Verräterische Eisenablagerungen
Die Darstellung dieser Kommunikation kann dabei helfen, Abweichungen im krankhaften im Vergleich zu gesundem Gewebe bildhaft sichtbar zu machen. Auch Erkrankungen wie Epilepsie und Multiple Sklerose stehen im Fokus des Forscherteams. „Bei Multipler Sklerose bilden sich im Gehirn Entzündungsherde, die oft am Rand eine Eisenanreicherung aufweisen. Die Erkennung dieser Eisenablagerungen kann Rückschlüsse auf die Ausbreitung der Entzündungsherde liefern“, sagt Bogner.
Christian-Doppler-Laboratorien sind Zentren für Grundlagenforschung und Zusammenarbeit zwischen Wissenschaft und Unternehmen. Die Finanzierung erfolgt durch öffentliche Mittel sowie durch Unternehmen. Unterstützt wird das Projekt unter anderem vom Wirtschaftsministerium sowie von Siemens, der Brainlab AG und Vitaflo.

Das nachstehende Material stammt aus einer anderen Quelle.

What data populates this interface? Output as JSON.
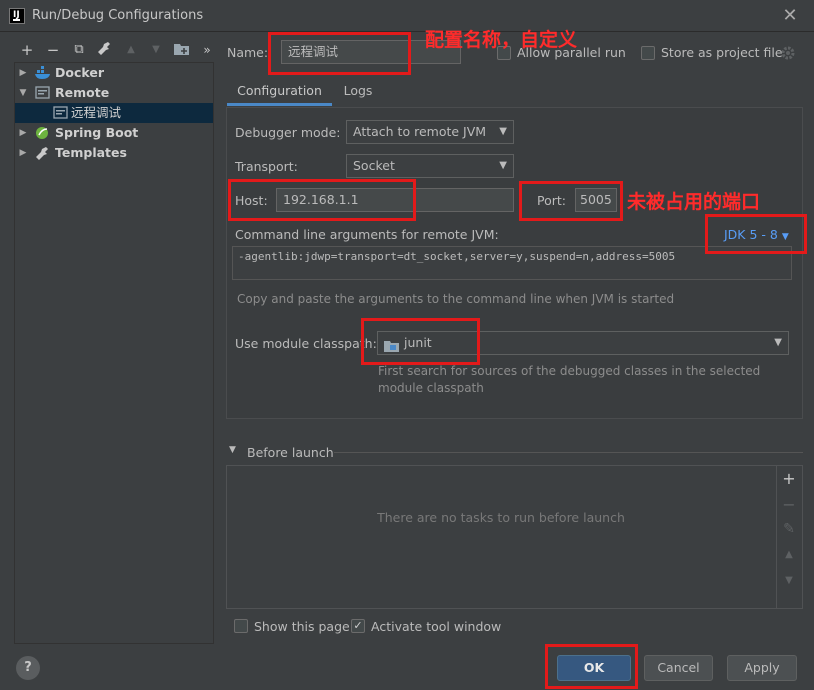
{
  "window": {
    "title": "Run/Debug Configurations",
    "close_glyph": "✕",
    "logo_text": "IJ"
  },
  "toolbar": {
    "add": "+",
    "remove": "−",
    "copy": "⧉",
    "edit": "🔧",
    "move_up": "▲",
    "move_down": "▼",
    "folder": "📁",
    "more": "»"
  },
  "tree": {
    "items": [
      {
        "label": "Docker",
        "icon": "docker-icon",
        "expanded": false
      },
      {
        "label": "Remote",
        "icon": "remote-icon",
        "expanded": true
      },
      {
        "label": "远程调试",
        "icon": "remote-config-icon",
        "selected": true
      },
      {
        "label": "Spring Boot",
        "icon": "spring-boot-icon",
        "expanded": false
      },
      {
        "label": "Templates",
        "icon": "wrench-icon",
        "expanded": false
      }
    ]
  },
  "name_row": {
    "label": "Name:",
    "value": "远程调试",
    "allow_parallel_label": "Allow parallel run",
    "store_label": "Store as project file"
  },
  "tabs": [
    {
      "label": "Configuration",
      "active": true
    },
    {
      "label": "Logs",
      "active": false
    }
  ],
  "config": {
    "debugger_mode_label": "Debugger mode:",
    "debugger_mode_value": "Attach to remote JVM",
    "transport_label": "Transport:",
    "transport_value": "Socket",
    "host_label": "Host:",
    "host_value": "192.168.1.1",
    "port_label": "Port:",
    "port_value": "5005",
    "cmdline_label": "Command line arguments for remote JVM:",
    "jdk_link": "JDK 5 - 8",
    "cmdline_value": "-agentlib:jdwp=transport=dt_socket,server=y,suspend=n,address=5005",
    "cmdline_hint": "Copy and paste the arguments to the command line when JVM is started",
    "module_label": "Use module classpath:",
    "module_value": "junit",
    "module_hint_1": "First search for sources of the debugged classes in the selected",
    "module_hint_2": "module classpath"
  },
  "before_launch": {
    "label": "Before launch",
    "empty_text": "There are no tasks to run before launch",
    "add": "+",
    "remove": "−",
    "edit": "✎",
    "up": "▲",
    "down": "▼"
  },
  "footer": {
    "show_page_label": "Show this page",
    "activate_tool_label": "Activate tool window",
    "ok": "OK",
    "cancel": "Cancel",
    "apply": "Apply",
    "help": "?"
  },
  "annotations": {
    "name_note": "配置名称，自定义",
    "port_note": "未被占用的端口"
  },
  "colors": {
    "background": "#3c3f41",
    "selection": "#0d293e",
    "accent": "#4a88c7",
    "link": "#589df6",
    "annotation_red": "#e31a1a"
  }
}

Das Labor verfügt über zwei 3-Tesla- und einen in Österreich einzigartigen 7-Tesla-MRScanner in. Derzeit erfolgt die Forschung überwiegend an Probandinnen und Probanden, während zugleich eine Langzeitstudie läuft, um die Zuverlässigkeit der Methode weiter zu verbessern. Auf Grundlage dieser Erkenntnisse soll es künftig möglich werden, neue Medikamente zu entwickeln, die die Behandlung neurologischer Krankheiten revolutionieren könnten.